AIの社会における利用が進み、企業での導入も加速しています。その中でも効率化、省力化、自動化といった時間や費用の「削減」が目的になっているものが多くなっています。仕事に求められる要素としては、これは正解なのですが、教育にこの考え方をそのまま適用するのは危険と、早稲田大学 教育・総合科学学術院 大学院教育学研究科の田中博之教授は語ります。

教育で重要なことは、「自立して創造的に考えること」。Co-Creativeとして、AIと共に考え、ともに創造することこそが、教育の意味で目標となるはずです。

しかし、大人が子どものAI導入をガイドする時に、親や先生なども「大人の世界のルール」を教えがち。大人が効率化で使っているから、子供がレポートや作文の効率化を目指してしまうといった点が課題になっているそうです。

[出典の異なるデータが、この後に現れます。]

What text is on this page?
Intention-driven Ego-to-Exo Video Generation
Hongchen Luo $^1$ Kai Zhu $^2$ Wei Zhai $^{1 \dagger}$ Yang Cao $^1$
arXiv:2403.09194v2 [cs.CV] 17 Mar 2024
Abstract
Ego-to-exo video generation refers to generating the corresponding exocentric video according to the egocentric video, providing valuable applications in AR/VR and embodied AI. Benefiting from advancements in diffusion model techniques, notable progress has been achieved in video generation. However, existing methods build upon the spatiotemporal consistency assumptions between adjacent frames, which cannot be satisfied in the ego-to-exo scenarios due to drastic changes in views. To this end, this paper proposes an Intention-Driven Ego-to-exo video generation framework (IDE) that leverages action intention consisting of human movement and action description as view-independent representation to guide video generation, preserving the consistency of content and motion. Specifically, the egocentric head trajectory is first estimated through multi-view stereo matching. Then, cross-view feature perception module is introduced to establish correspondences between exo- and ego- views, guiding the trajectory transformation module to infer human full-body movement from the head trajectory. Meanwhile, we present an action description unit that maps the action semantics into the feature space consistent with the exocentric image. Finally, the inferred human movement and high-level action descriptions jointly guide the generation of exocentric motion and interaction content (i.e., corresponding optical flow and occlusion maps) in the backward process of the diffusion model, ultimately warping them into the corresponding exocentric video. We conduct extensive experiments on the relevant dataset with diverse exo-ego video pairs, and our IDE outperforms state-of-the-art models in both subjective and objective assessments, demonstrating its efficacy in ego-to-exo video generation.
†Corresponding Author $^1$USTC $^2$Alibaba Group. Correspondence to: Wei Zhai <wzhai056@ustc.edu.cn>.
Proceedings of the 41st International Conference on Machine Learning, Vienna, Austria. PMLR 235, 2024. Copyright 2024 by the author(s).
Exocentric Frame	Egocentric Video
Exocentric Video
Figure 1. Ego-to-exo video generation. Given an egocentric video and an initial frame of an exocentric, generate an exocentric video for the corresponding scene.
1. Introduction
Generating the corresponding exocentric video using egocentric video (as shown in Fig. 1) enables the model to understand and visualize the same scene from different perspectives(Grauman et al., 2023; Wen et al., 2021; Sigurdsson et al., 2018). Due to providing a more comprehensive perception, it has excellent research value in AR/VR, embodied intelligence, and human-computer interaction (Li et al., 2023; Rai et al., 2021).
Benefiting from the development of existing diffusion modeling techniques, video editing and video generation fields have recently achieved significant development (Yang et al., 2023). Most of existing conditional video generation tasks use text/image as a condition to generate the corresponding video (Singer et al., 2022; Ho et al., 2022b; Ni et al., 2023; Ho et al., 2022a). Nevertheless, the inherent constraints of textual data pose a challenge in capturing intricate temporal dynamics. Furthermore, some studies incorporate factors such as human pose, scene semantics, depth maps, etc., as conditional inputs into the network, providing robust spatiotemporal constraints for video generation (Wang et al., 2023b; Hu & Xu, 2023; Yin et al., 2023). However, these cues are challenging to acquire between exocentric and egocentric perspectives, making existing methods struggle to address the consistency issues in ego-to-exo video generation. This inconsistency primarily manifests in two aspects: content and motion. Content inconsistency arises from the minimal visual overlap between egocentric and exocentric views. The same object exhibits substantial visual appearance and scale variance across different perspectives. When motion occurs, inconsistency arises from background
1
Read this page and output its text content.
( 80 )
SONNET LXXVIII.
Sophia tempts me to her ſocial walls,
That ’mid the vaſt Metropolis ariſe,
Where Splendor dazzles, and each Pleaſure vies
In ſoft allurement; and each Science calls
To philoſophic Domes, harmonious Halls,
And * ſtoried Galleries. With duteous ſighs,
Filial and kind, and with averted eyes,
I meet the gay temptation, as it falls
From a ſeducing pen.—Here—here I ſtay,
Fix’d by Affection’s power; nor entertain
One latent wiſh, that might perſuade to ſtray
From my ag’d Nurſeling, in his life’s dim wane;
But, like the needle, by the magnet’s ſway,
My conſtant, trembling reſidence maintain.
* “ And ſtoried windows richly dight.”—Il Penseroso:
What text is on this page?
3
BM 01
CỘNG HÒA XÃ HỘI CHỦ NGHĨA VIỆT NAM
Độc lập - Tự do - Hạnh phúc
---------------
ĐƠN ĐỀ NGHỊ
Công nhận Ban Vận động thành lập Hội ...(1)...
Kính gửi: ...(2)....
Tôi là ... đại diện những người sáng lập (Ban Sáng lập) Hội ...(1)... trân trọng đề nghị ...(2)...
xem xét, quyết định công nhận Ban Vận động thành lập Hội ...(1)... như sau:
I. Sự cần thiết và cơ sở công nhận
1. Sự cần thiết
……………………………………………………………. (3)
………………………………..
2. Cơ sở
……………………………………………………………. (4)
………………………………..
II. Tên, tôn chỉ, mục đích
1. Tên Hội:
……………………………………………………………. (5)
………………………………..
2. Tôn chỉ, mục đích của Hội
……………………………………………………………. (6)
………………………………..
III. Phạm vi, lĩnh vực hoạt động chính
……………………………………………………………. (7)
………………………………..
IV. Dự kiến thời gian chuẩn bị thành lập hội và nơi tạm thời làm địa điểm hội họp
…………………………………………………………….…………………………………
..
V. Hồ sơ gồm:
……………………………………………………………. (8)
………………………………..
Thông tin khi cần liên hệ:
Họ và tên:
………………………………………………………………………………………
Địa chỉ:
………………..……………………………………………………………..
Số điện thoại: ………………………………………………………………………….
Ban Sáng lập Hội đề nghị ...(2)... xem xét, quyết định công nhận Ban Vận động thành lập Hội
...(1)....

「パートナーではなく手下、手先みたいなAIを使う。そういう使い方だけを教えてしまうのは問題」と田中教授。教育現場での価値観として子供が自分自身で考える、自分の言葉で問いかけることがAI活用に必要であり、思考や表現のパートナーとしてのAIを目指してほしいと、OpenAIにも訴えていました。

早稲田大学 教育・総合科学学術院 大学院教育学研究科の田中博之教授とOpenAI Japan Head of Policy and Partnershipsの大久保和也氏

言われてみると、我々メディアも「大人の世界のルール」で思考していることが多いのかもしれません。それだけでないAIの側面をもっと意識していく必要がありそうです。

一方、これまでの日本の学校教育の弱さになっていた、文章構成のアドバイスやプレゼンテーションの技術などは、AIの活用で大きく伸ばしていけるとしています。田中教授は、「(いまの教育に)足りないのはAIリテラシーではなく、授業の構成力・設計力」と語っていました。必要なのは、「なんのためにAIを使うのか」という基本的な問いなのかもしれません。